China’s plans for lunar exploration don’t end with Chang’e-5, no matter when it might launch. Just as China developed backup orbiters and landers, there is a backup sample-return mission, Chang’e-6, that could fly later.

Chang’e-6, Xiao said, might go to the lunar poles, an area of interest both to scientists and to those planning future human missions to the moon. Craters near the poles—including those in the giant South Pole–Aitken basin on the far side—have regions that remain perpetually in shadow because of the moon’s very small axial tilt. Those spots are cold enough to preserve water ice indefinitely, and some past missions have detected strong evidence of ice in those craters. Future human missions could use that water for life support as well as for fuel, by breaking it down into hydrogen and oxygen.
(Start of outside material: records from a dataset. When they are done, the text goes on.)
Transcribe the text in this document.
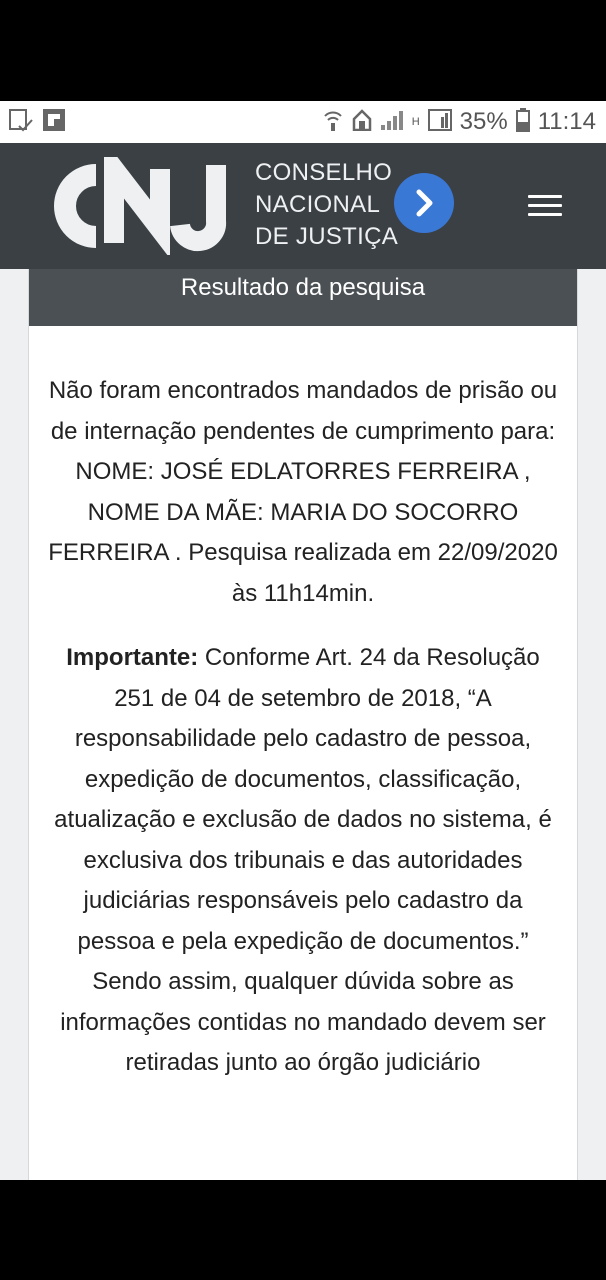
H 35% 11:14
CONSELHO
NACIONAL
DE JUSTIÇA
Resultado da pesquisa

Não foram encontrados mandados de prisão ou de internação pendentes de cumprimento para: NOME: JOSÉ EDLATORRES FERREIRA , NOME DA MÃE: MARIA DO SOCORRO FERREIRA . Pesquisa realizada em 22/09/2020 às 11h14min.

Importante: Conforme Art. 24 da Resolução 251 de 04 de setembro de 2018, “A responsabilidade pelo cadastro de pessoa, expedição de documentos, classificação, atualização e exclusão de dados no sistema, é exclusiva dos tribunais e das autoridades judiciárias responsáveis pelo cadastro da pessoa e pela expedição de documentos.” Sendo assim, qualquer dúvida sobre as informações contidas no mandado devem ser retiradas junto ao órgão judiciário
Even if Chang’e-6 lands elsewhere—or does not launch at all—China plans to study the lunar poles in detail in the 2020s. A series of three missions, including landers and sample-return spacecraft, will study the moon’s polar regions, Xiao said.

China is not alone in its interest in the poles of the moon. Russia has a series of four missions under development for launch from 2019 through 2024, including lander and sample-return missions to the lunar poles. NASA is also working on a lunar rover called Resource Prospector, designed to confirm that water ice exists in those shadowed craters and to study how difficult it is to extract. Current plans call for that mission to launch in the early 2020s.

China’s longer-term plans include human missions to the moon but are without much in the way of details. “The goal is to establish a research station,” Xiao said, sometime between 2025 and 2050.

China’s overall lunar exploration plan has earned the endorsement of one major American lunar scientist. “Their program is extremely robust,” said James Head of Brown University, who has been involved in lunar missions since the Apollo program.

Head visited China recently and came away impressed with the country’s commitment to lunar exploration. “There’s a lot of excitement about this program,” he said. “There’s historically not been a major lunar and planetary science community in China, but in the last decade or so it’s been growing.”

China’s interest in and capabilities for lunar exploration create opportunities for international cooperation. And the Chinese government has indeed shown itself open for that: Four of the instruments on the Chang’e-4 lander come from other countries: one each from Germany, the Netherlands, Saudi Arabia, and Sweden.

But cooperation between the United States and China in space is complicated by U.S. law. For the past several years, Congress has included provisions in the bills funding NASA that prohibit the space agency from cooperating with China without explicit prior approval from Congress. That restriction is based on fears by some in Congress about the theft of intellectual property or other security risks if NASA were to engage with China.

There are other hurdles as well. Head had invited Yu Guobin, vice director of the Lunar and Space Exploration Engineering Center of China, to speak at a conference in the United States last year. Yu accepted, but the U.S. embassy rejected his visa application shortly before he was to fly to the United States. Head said Yu was never given the reason his visa application was denied, and other Chinese scientists attending the conference had no such problems. (The U.S. embassy declined to comment to IEEE Spectrum about why it rejected Yu’s visa application.)

Head said the benefits of cooperation with China in lunar exploration outweigh any perceived security risks. “I worked with the Soviet Union and Russia for 45 years, and I’m here to tell you that you have to be very careful with technological transfer and other national security issues,” he said. “Nonetheless, there’s much to be gained from cooperation and collaboration.”

He’s hopeful that China and the United States will eventually be able to work more closely to explore the moon, both with robots and with people. “We would be derelict in our duty for the future if we did not emphasize that this is an international endeavor,” Head said. “It’s in all of our best interests to do what we can to share the scientific knowledge from these missions.”